Résumé des Méditations de Marc Aurèle

Résumé des Méditations de Marc Aurèle

 

Nature et univers

La philosophie que Marc Aurèle se rappelle à plusieurs reprises tout au long des Méditations est que la nature est à la base de toute vie - humaine et animale. En tant que telle, c'est une manifestation continue de l'univers (destin, Providence ou Dieu), mais dans des cas spécifiques, elle est également transitoire et temporaire. Un individu (prince ou pauvre) vit pendant une courte période, mais l'humanité continue. L'astuce consiste à discerner lequel de ces deux principes est en action pour une condition donnée. Être capable de le faire est, pour Marc Aurèle, la clé pour s'assurer qu'il agit selon sa propre nature, laissant les autres agir selon la leur telle qu'elle leur est attribuée par l'univers.

 

La fugacité de la vie

L'empereur Marc Aurèle a passé la plupart de son temps et de son énergie sur les champs de bataille loin du confort de sa propre maison et de la société romaine. Il a vécu des années à regarder les hommes se battre, souffrir mentalement et physiquement et mourir. Il a lutté pour mettre de côté ses propres désirs au nom du devoir, car il se rappelait que la vie n'est pas donnée pour être simplement jetée tout en cherchant la gratification.

L'expérience de Marc Aurèle face à la mort nourrit les Méditations. Les 12 livres du texte sont riches en références aux brèves conditions, qu'elles soient souhaitables ou indésirables, contenues dans la durée de vie d'une personne. Il se rappelle constamment toutes les personnes qui avaient été riches, célèbres et puissantes en leur temps, mais qui ont maintenant succombé à la mort.
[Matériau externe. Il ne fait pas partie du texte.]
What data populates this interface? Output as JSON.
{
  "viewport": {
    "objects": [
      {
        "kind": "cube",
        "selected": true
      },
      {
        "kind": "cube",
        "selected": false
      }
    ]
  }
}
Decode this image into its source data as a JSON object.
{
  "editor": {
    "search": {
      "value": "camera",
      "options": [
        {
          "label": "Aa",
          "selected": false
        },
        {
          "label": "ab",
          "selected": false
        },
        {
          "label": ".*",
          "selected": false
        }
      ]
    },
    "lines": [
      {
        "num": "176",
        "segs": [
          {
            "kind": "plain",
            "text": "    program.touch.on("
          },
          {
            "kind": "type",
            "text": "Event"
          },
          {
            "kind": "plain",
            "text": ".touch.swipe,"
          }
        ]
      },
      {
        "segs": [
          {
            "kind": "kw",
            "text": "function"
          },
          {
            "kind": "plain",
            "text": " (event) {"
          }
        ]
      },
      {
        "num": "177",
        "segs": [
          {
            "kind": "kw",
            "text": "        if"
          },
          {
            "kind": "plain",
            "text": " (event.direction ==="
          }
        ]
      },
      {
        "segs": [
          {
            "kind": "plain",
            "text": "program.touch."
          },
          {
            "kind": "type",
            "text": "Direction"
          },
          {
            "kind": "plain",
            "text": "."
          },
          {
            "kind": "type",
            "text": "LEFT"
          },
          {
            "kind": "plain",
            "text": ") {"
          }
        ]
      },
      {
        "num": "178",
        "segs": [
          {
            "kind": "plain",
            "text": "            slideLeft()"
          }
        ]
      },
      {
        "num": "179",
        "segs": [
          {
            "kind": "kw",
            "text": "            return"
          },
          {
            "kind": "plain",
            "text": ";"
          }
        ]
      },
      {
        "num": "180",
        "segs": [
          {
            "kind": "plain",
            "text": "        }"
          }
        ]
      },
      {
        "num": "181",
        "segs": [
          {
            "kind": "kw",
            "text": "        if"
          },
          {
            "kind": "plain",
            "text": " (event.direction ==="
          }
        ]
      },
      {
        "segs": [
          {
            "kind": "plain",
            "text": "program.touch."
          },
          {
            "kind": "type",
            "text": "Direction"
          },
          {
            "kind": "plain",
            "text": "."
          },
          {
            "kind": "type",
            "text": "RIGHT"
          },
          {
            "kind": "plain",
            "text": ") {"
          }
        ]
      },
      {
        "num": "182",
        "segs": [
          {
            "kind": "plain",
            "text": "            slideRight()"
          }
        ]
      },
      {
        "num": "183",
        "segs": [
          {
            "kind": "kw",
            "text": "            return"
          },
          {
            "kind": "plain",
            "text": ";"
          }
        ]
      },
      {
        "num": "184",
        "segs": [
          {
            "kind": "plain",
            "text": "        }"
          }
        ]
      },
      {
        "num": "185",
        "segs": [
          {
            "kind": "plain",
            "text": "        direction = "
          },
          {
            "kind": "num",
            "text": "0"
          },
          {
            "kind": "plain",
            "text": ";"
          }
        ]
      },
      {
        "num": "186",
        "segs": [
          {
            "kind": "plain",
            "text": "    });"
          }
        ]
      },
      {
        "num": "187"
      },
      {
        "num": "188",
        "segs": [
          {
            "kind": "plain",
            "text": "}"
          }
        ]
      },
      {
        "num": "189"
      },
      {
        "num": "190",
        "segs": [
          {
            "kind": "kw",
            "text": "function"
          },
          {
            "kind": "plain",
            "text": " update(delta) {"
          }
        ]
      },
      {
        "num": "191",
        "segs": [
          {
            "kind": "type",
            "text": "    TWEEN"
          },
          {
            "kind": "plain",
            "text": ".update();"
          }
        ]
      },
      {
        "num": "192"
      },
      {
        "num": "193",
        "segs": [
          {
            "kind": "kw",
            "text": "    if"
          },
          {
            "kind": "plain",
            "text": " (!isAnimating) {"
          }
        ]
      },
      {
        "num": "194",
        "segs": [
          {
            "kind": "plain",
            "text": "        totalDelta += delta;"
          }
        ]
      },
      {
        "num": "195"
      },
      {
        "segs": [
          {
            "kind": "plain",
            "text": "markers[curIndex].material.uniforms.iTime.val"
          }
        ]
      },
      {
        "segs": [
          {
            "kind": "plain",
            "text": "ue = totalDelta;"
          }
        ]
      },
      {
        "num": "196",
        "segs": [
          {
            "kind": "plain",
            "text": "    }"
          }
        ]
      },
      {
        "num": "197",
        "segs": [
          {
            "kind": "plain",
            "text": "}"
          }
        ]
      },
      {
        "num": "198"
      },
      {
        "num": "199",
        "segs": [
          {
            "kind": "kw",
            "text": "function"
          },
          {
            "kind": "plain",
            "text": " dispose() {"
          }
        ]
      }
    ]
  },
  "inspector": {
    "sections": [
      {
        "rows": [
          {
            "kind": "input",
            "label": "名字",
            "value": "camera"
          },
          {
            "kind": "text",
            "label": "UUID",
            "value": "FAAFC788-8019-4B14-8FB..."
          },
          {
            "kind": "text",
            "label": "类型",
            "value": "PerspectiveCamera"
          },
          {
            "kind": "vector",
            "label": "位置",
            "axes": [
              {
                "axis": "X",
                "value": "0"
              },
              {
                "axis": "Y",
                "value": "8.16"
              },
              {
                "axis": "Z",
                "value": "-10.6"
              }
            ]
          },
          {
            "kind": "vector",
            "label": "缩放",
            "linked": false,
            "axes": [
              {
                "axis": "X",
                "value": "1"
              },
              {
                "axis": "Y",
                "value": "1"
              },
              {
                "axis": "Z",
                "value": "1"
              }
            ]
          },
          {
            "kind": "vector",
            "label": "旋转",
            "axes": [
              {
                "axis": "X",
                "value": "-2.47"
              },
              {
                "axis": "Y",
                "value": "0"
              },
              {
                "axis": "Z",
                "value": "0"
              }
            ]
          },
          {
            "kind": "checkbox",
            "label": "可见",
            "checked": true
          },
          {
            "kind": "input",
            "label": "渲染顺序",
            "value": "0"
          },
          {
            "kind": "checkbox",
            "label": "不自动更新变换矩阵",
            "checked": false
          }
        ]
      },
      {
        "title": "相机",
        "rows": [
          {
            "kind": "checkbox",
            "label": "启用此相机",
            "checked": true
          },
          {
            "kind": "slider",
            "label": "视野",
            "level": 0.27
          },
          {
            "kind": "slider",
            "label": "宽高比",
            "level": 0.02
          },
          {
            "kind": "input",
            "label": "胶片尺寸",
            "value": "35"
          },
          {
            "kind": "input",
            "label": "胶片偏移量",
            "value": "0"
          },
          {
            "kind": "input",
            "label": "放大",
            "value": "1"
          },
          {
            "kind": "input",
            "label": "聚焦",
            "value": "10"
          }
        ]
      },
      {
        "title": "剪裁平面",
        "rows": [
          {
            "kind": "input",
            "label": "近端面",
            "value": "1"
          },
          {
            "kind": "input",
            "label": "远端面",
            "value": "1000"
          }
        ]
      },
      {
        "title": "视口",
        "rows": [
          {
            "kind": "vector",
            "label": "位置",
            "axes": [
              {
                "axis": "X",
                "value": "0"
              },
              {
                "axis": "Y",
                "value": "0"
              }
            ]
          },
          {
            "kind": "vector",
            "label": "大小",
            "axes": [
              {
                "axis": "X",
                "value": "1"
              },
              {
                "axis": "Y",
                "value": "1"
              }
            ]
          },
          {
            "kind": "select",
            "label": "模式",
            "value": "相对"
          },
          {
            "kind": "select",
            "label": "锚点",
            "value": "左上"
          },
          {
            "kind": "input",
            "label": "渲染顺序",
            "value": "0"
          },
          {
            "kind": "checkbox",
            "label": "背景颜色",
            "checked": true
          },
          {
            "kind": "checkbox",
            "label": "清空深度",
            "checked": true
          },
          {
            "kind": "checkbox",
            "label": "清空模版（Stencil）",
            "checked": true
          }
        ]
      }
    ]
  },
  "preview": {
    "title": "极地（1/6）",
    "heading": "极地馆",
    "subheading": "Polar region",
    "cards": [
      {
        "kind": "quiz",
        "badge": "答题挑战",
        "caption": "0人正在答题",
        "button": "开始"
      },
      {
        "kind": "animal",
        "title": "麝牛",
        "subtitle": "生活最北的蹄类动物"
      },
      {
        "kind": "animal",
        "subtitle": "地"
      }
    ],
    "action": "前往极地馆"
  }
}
Par exemple, dans le Livre 7, il dit : "Considérez-vous comme déjà mort et comme ayant terminé votre vie ; et vivez, selon la nature, le reste qui vous est permis."

 

Les parties et le tout

La relation entre les parties et l'ensemble d'un système était très préoccupante pour les stoïciens, et la philosophie sur laquelle en particulier les stoïciens romains fondaient leurs idées. Les considérations ultérieures de la philosophie moderne (principalement allemande) y reviendraient d'une manière différente, mais Marc Aurèle examine cela ici comme un moyen de déterminer la vérité de la nature telle que dirigée par un pouvoir plus grand - peut-être créatif - de la Providence ou de l'univers. Le concert de l'individu par rapport à sa société est un autre point de vue, suggérant une unité symétrique de réitération entre les groupements d'unités - l'idée derrière la géométrie classique des Grecs.

 

Simplicité versus ostentation

Marc Aurèle a évidemment lutté contre son désir de profiter des avantages d'être empereur de Rome, mais il y contredit avec une retenue pratique et se rappelle les empereurs précédents qui se sont trop livrés. Même les "bons" et les hommes puissants comme Alexandre le Grand semblent avoir tout, mais pour le garder, ils doivent passer du temps et de l'énergie à asservir dans un souci constant. En revanche, ces philosophes qui n'ont le commandement que d'eux-mêmes, et qui prennent le temps et l'effort de maîtriser leurs propres disciplines de l'esprit, du corps et de l'âme, possèdent la seule chose qui durera : l'intelligence. La réalisation d'un tel équilibre est le seul moyen de contrecarrer la nécessité d'éviter la douleur et la souffrance, et la nécessité de rechercher le plaisir et le bonheur.